Los barcelonistas miraban extrañados al banquillo, hablaban más que jugaban, no aparecían los laterales y menos Montoya, poco fiable, para la tranquilidad del Elche. No jugaba ni por dentro ni por fuera el Barcelona, incapaz de rematar entre los tres palos, y Fayçal por el contrario exigió dos veces seguidas al solvente Bravo. Agresivo y bien plantado, el Elche no concedía oportunidades y sus contras tenían mucha intención, sobre todo cuando encaraban a Alba y Montoya.

El partido estuvo más de media hora muy igualado, sin desequilibrio por parte del Barça, parecido al que provocó la estruendosa caída en Anoeta. Los azulgrana no tenían más recurso que la estrategia, especialmente las faltas manejadas por Messi. Hasta que en la tercera intervino Xavi y sin demora ni pedir distancia, con la zaga local en Babia, puso la pelota en el segundo palo para el resolutivo Piqué. El central paró el cuero con el pecho y enganchó un tiro que batió a Tyton después de dar en Cisma.

El partido estuvo más de media hora muy igualado, sin desequilibrio del Barça

A partir del gol de Piqué, los azulgrana mezclaron mejor, más organizados desde que los interiores recuperaron su puesto natural (Xavi a la derecha y a la izquierda Rafinha) y Messi se desplazó hasta el extremo derecho mientras centraba su posición Pedro.

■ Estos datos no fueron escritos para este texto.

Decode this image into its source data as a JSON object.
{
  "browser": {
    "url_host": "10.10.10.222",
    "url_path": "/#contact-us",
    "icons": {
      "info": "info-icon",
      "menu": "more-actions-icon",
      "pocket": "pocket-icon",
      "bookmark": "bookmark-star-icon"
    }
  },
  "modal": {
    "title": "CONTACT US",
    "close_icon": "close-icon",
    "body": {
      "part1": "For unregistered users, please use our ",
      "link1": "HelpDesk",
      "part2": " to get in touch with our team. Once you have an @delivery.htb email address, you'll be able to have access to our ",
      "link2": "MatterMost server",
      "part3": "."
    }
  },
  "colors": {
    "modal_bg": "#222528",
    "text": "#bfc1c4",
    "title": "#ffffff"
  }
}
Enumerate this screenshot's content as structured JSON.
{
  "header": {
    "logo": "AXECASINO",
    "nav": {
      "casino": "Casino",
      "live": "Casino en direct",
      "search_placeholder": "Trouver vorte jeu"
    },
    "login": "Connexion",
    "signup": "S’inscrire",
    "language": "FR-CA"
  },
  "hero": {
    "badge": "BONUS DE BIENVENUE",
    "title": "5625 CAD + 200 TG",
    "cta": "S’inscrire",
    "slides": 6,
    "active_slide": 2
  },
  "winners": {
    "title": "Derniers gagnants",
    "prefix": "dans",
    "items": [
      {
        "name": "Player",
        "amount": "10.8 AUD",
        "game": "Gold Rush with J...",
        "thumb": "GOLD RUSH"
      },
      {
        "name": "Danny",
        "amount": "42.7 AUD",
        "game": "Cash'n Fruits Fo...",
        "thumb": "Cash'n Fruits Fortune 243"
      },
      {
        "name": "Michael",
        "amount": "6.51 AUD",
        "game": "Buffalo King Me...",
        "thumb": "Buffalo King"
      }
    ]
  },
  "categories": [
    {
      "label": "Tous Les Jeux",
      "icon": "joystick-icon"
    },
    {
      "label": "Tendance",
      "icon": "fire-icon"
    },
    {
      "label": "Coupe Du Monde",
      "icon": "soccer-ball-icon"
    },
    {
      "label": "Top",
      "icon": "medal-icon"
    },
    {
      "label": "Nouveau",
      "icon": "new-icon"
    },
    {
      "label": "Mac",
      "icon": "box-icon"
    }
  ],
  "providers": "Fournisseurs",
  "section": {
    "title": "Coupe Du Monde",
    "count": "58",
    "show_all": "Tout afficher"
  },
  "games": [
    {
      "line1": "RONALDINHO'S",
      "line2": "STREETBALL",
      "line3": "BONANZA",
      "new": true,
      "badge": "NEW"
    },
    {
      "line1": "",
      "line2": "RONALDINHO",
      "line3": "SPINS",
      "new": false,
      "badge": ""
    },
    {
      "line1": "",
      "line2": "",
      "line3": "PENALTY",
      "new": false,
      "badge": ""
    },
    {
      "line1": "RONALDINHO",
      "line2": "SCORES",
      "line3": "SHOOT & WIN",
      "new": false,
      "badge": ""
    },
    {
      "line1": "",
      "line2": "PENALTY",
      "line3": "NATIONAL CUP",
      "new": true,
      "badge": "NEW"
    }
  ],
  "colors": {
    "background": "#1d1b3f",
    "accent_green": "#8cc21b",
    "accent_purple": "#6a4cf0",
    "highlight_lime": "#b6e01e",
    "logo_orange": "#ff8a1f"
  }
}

A los barcelonistas, sin embargo, les costó estabilizar su fútbol, los centrales cometieron hasta tres errores seguidos y el Elche estuvo un rato cerca de Bravo.

Apareció entonces Neymar y se marcó un final de partido estupendo, en la línea de las muy buenas actuaciones que tiene desde la llegada de Luis Enrique. A la carrera, sorteando rivales, le sacó un penalti de libro a Pelegrín, transformado por Messi, y después marcó dos tantos en dos asistencias preciosas del 10. Neymar y Messi se relamieron desde la expulsión de Fayçal. El brasileño ya cuenta 19 goles mientras el argentino alcanza 31.

Messi no quiso despedirse sin dejar su tanto de jugada y le puso el punto final de forma precisa a un pase de Neymar. La guinda la firmó el trabajador Pedro, para completar la goleada de la delantera, después de un centro decisivo de Neymar en una acción iniciada por Rafinha. Ya son 23 tantos desde Anoeta y 18 ante el Elche en cuatro partidos mientras Bravo solo ha encajado nueve en la Liga. Messi cuenta los goles a favor y Luis Enrique se felicita por los que no recibe: es el equilibrio del Barça.

Aunque la intensidad defensiva fue escasa, los puntas no perdonaron ni una en una segunda parte tan divertida como dificultosa resultó la primera, cuando Neymar se las tenía con Damián. A la que se soltó, Neymar conquistó el Martínez Valero con la complicidad de Messi. Al Barça le salió un partido a pedir de boca.